Quote Originally Posted by elevatethis
It probably has more to do with the fact that since homozygous spiders don't look any differently than heterozygous spiders, most people out there don't want to look like a boob when the "homozygous" spider they claimed to have sires a clutch of normals.
But until someone's possible homozygous spider produces a bunch of only spiders we don't know for sure what homozygous spider look like. It's really hard to prove something by its absence. Just as I can't say for sure that spider is homozygous lethal by the absence of a publicly proven homozygous spider you can't say for sure it's dominant because of the absence of a publicly disclosed different looking potential homozygous spider.

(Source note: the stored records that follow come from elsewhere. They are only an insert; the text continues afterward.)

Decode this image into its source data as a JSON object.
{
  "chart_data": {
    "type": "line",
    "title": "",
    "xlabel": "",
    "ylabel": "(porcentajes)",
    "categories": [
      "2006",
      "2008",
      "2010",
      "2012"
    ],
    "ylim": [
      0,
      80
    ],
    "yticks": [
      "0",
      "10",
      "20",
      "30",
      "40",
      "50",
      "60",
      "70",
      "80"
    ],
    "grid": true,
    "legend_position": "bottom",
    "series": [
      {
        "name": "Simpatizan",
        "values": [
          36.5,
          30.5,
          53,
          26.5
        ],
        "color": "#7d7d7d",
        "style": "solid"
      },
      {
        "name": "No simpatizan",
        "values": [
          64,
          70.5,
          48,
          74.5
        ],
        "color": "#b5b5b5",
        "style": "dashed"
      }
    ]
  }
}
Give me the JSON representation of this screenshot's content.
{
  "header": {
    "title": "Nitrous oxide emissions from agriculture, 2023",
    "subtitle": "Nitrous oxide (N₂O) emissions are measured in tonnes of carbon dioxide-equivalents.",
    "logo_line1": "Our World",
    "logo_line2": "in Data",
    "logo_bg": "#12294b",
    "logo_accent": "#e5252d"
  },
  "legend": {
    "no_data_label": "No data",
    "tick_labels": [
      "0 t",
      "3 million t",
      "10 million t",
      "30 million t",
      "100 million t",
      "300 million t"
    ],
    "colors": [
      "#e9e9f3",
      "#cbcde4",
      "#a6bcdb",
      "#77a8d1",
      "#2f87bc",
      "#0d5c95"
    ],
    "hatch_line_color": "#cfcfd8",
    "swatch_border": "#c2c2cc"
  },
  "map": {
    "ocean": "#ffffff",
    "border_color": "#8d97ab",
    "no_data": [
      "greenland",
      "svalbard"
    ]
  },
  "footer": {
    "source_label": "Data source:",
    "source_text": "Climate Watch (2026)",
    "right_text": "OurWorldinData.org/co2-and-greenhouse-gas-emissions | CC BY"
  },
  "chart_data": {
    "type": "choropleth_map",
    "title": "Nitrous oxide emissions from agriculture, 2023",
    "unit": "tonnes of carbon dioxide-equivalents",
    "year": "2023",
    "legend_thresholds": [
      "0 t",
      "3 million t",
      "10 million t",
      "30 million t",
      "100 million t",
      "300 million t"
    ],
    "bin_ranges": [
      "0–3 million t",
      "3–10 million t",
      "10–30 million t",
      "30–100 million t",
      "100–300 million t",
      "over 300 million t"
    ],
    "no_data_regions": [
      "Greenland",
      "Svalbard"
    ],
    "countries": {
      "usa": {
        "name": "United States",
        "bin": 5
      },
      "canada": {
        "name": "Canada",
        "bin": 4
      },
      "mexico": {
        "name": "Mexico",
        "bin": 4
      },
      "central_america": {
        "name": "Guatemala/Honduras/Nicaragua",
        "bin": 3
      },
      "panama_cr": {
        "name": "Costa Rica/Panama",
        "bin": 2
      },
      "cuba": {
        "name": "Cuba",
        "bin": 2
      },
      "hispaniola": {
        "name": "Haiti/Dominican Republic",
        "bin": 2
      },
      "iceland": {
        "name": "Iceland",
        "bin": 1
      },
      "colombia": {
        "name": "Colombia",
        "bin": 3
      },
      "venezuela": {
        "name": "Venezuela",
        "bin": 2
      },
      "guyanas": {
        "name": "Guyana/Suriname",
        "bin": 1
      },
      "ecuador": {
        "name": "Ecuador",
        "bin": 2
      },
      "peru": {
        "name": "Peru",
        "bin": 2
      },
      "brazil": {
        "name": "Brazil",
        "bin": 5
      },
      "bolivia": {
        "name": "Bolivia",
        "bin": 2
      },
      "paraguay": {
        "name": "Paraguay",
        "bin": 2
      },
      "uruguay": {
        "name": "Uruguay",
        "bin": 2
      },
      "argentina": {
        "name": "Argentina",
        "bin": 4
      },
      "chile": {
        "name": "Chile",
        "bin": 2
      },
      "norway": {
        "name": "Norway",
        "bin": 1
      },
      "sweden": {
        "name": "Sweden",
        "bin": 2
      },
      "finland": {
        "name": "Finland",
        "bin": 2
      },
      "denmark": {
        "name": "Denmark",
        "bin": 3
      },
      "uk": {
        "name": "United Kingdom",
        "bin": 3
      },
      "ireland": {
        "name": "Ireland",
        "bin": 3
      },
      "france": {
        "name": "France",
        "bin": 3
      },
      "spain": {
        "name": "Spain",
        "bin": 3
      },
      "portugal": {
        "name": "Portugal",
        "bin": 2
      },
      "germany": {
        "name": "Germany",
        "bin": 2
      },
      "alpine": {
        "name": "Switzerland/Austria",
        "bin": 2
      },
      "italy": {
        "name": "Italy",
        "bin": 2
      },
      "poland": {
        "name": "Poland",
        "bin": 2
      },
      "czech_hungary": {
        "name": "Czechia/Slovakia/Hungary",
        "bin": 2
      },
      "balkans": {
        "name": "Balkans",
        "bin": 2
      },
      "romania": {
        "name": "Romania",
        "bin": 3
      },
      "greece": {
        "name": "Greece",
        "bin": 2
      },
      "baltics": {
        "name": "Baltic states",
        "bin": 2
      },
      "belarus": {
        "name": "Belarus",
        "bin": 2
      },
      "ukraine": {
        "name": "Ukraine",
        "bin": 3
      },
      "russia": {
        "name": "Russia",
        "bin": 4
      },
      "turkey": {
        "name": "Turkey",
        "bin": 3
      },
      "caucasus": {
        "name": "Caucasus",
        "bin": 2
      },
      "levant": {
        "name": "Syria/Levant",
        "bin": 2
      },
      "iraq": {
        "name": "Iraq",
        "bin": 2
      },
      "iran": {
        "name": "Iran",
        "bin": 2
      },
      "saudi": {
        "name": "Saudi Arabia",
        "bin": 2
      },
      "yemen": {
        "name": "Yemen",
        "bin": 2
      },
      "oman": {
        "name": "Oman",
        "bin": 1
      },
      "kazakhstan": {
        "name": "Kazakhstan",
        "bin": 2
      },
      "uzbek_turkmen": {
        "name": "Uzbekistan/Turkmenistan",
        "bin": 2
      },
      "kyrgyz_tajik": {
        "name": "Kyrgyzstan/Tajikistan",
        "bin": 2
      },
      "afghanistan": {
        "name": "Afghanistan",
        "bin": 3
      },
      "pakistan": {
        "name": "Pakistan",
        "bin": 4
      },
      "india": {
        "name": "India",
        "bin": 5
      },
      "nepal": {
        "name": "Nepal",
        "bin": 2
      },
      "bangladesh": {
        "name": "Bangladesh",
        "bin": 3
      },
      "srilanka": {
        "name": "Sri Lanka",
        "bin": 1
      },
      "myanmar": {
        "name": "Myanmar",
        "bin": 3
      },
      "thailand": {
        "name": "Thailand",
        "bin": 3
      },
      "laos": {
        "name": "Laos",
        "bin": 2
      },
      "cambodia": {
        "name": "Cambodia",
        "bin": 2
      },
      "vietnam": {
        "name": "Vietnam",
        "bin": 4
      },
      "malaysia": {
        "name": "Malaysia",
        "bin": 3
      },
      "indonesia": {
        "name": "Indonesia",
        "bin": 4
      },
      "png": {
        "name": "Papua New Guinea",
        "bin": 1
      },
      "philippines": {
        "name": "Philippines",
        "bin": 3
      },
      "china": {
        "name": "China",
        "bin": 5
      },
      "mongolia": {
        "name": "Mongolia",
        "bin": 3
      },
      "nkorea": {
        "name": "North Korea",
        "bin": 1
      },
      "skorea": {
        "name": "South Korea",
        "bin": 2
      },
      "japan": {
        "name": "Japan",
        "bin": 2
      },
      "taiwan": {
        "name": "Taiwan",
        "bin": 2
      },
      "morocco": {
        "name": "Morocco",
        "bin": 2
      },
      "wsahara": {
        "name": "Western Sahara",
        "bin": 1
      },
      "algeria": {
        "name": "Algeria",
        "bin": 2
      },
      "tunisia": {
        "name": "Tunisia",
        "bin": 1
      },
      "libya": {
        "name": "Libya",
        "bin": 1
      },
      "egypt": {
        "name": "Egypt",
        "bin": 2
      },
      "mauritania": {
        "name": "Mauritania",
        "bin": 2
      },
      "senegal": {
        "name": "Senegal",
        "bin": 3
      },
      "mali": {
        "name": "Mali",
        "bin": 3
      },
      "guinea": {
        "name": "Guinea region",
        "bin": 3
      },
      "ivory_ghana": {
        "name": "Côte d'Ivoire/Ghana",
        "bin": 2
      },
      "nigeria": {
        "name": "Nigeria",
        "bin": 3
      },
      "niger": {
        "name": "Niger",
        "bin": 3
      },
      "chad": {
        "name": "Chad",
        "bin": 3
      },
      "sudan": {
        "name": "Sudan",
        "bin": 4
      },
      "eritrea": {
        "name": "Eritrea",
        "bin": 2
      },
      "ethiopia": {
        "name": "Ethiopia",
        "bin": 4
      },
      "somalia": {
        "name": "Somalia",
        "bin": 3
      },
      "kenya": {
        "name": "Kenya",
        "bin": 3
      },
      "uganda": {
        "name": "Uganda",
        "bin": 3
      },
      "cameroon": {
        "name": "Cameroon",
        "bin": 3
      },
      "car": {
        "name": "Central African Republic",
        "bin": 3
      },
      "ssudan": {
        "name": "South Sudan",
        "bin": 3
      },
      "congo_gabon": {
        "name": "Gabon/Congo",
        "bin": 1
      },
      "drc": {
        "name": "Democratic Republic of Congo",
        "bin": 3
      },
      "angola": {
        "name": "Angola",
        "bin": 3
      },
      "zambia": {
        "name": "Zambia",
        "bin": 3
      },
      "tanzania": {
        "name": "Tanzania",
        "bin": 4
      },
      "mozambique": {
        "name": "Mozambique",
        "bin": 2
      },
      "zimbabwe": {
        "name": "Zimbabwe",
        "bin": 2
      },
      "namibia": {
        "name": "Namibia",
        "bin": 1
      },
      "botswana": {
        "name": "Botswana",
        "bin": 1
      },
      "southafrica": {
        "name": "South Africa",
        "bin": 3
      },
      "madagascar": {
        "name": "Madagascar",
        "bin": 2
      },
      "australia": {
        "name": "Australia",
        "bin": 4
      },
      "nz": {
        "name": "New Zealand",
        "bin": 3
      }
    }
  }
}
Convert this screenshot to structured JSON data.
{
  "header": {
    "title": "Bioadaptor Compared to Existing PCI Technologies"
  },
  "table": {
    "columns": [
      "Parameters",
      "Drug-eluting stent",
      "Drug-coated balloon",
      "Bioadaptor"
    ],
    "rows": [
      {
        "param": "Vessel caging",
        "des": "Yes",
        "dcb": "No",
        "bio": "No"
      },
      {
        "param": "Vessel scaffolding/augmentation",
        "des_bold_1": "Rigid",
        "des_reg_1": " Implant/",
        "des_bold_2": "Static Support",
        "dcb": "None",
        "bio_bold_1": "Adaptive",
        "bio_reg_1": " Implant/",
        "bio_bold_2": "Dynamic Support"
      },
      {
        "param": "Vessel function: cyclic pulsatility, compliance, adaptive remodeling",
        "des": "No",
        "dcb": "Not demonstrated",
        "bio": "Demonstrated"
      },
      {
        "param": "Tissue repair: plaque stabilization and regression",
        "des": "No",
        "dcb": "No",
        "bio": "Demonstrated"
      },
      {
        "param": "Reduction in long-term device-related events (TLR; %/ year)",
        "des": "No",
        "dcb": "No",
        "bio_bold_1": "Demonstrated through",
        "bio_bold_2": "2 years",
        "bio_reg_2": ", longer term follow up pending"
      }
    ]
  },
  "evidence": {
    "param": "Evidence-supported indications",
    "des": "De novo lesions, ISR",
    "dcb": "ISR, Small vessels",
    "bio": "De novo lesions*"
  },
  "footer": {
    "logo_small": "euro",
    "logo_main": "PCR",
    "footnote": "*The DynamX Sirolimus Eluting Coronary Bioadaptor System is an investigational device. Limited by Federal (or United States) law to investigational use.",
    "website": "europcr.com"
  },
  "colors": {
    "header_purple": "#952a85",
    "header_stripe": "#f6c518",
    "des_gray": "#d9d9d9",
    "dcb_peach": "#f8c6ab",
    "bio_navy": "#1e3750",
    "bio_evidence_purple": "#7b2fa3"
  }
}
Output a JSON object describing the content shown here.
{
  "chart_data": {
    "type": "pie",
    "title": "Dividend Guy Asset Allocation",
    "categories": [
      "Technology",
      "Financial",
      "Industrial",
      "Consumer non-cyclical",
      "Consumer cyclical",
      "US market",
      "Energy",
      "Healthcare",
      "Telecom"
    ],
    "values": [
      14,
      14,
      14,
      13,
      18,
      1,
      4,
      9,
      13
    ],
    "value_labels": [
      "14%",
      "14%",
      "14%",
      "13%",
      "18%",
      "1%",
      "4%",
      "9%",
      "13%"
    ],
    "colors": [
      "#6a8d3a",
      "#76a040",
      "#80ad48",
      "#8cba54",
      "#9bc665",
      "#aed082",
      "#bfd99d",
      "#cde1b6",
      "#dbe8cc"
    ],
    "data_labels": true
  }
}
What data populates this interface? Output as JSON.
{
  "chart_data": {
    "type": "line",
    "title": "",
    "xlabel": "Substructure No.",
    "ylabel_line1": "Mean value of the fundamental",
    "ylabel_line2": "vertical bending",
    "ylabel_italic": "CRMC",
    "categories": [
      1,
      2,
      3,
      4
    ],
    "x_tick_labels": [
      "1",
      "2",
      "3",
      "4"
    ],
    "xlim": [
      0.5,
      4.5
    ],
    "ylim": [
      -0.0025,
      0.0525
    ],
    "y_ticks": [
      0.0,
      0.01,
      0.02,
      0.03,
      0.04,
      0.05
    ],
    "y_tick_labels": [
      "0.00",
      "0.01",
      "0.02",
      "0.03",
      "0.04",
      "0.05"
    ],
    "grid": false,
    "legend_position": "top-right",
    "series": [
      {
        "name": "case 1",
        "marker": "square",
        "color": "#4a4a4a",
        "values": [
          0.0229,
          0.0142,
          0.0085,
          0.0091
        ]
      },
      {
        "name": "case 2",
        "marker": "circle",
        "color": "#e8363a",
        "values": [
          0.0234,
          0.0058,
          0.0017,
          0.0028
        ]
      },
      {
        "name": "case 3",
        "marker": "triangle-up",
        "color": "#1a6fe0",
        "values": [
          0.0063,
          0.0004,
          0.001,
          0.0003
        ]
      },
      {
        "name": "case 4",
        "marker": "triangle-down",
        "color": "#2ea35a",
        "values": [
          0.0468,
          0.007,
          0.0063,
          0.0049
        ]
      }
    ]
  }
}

What if it turns out that the homozygous eggs do hatch and produce a different looking or acting snake but it doesn't thrive and can't be bred to prove it's homozygous? With other potentially homozygous lethal morphs we've assumed a radically different looking animal is the homozygous without proving it so we could still reach closure on the spider genetics eventually. But what if the homozygous is only subtly different from the heterozygous ones but still consistently different and not capable of breeding and being proven?

Now if someone is selling homozygous spiders and they turn out not to be such I could see that being a problem but just coming out and saying “I think I have a homozygous spider, I’ll report back how the breeding results go” isn’t exactly going out on a limb. I’m thinking there has to be some other reason even if it is just that 7 years isn’t long enough with all the interest in outbreeding spiders.